El resultado aparece claramente: si vivimos en un desorden cósmico, donde los acontecimientos siguen la única ley de la casualidad, ¿para qué preocuparse por nada? La ciencia y el arte se reducen entonces a las “cábalas” necesarias para rasguñar alguna parte de la suerte que la vida distribuye. Y, ante los fracasos, jamás hay responsabilidad personal: la vida cruel y la casualidad son los culpables de la situación, y la conciencia humana se enquista más y más en la disculpa de la impotencia ante el destino.
Proponen cambiar el concepto de casualidad por el de causalidad, mucho más certero y comprobable en la naturaleza entera. Un juego de causas y efectos iría, pues, relacionando los hechos de modo que la existencia sería una larga cadena, donde cada eslabón tiene su sentido propio y de unión, tanto con el eslabón que le precede como con el que le sigue.
No hay hechos casuales. Todo viene de algo y se dirige hacia alguna parte.
Pero cuando se topa con el misterio, cuando faltan las explicaciones y cuando es pobre nuestra comprensión, se prefiere la casualidad inestable antes que conceder la presencia de una ley causal que aún debemos desentrañar.
Cada uno de nuestros actos tiene una razón. Cada gesto, cada sonrisa, cada lágrima, cada impulso de valor, cada sensación de fuerza interior, cada sentimiento de compasión y amor, vienen de semillas de sus mismas naturalezas. Y cada uno de nuestros actos también genera un efecto que será igualmente de la misma naturaleza. {El amor viene del amor y genera amor; el odio viene del odio y genera odio}.

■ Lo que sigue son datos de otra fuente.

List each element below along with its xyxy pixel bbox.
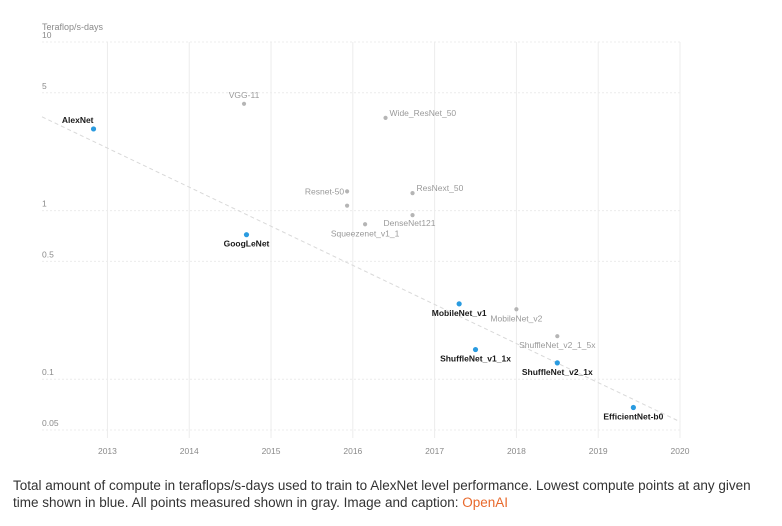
data-point-gray — [241, 101, 247, 106]
data-point-gray — [555, 334, 560, 339]
point-label: Resnet-50 — [305, 186, 344, 196]
x-tick-label: 2014 — [180, 446, 199, 456]
data-point-gray — [344, 203, 350, 208]
point-label: Wide_ResNet_50 — [390, 108, 457, 118]
caption-text: Total amount of compute in teraflops/s-d… — [13, 478, 751, 510]
y-tick-label: 5 — [42, 81, 47, 91]
y-tick-label: 0.05 — [42, 418, 59, 428]
x-tick-label: 2015 — [262, 446, 281, 456]
point-label: ShuffleNet_v2_1_5x — [519, 340, 596, 350]
y-tick-label: 1 — [42, 199, 47, 209]
point-label: EfficientNet-b0 — [603, 411, 663, 421]
data-point-gray — [362, 222, 368, 227]
y-tick-label: 0.5 — [42, 249, 54, 259]
data-point-blue — [554, 360, 560, 366]
data-point-blue — [472, 346, 479, 353]
trend-line — [41, 116, 681, 423]
y-tick-label: 10 — [42, 30, 52, 40]
figure-caption: Total amount of compute in teraflops/s-d… — [13, 477, 773, 511]
x-tick-label: 2017 — [425, 446, 444, 456]
data-point-gray — [410, 213, 415, 218]
x-tick-label: 2018 — [507, 446, 526, 456]
data-point-blue — [630, 404, 636, 411]
point-label: ShuffleNet_v1_1x — [440, 354, 511, 364]
point-label: ShuffleNet_v2_1x — [522, 367, 593, 377]
x-tick-label: 2013 — [98, 446, 117, 456]
point-label: Squeezenet_v1_1 — [331, 228, 400, 238]
data-point-blue — [90, 126, 97, 132]
x-axis-ticks: 2013 2014 2015 2016 2017 2018 2019 2020 — [98, 446, 690, 456]
chart-grid — [42, 41, 681, 438]
data-point-blue — [243, 232, 250, 238]
x-tick-label: 2019 — [589, 446, 608, 456]
point-label: DenseNet121 — [384, 218, 436, 228]
y-axis-title: Teraflop/s-days — [42, 22, 104, 32]
point-label: MobileNet_v2 — [490, 313, 542, 323]
caption-source-link[interactable]: OpenAI — [462, 495, 509, 510]
y-axis-ticks: 10 5 1 0.5 0.1 0.05 — [42, 30, 59, 428]
data-points — [90, 101, 636, 411]
x-tick-label: 2016 — [343, 446, 362, 456]
point-label: AlexNet — [62, 115, 94, 125]
data-point-gray — [410, 191, 415, 196]
point-label: ResNext_50 — [417, 183, 464, 193]
point-label: MobileNet_v1 — [432, 308, 487, 318]
data-point-blue — [456, 301, 462, 307]
y-tick-label: 0.1 — [42, 367, 54, 377]
point-label: GoogLeNet — [224, 239, 270, 249]
x-tick-label: 2020 — [671, 446, 690, 456]
data-point-gray — [344, 189, 350, 194]
data-point-gray — [514, 307, 519, 312]
point-label: VGG-11 — [229, 90, 260, 100]
data-point-gray — [383, 115, 388, 120]
point-labels: VGG-11 Wide_ResNet_50 Resnet-50 ResNext_50 D… — [62, 90, 664, 422]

Sin casualidades y con causalidades, somos responsables de nuestros propios destinos. La ciencia, busca el porqué de los fenómenos que nos rodean. Hay explicaciones para el día y la noche, para las distintas estaciones del año, para el milagro de la germinación de una semilla, para la gestación de la vida física, para el rumbo de los ríos hacia el mar, para las nubes que se agrupan y luego se disuelven en gotas de lluvia.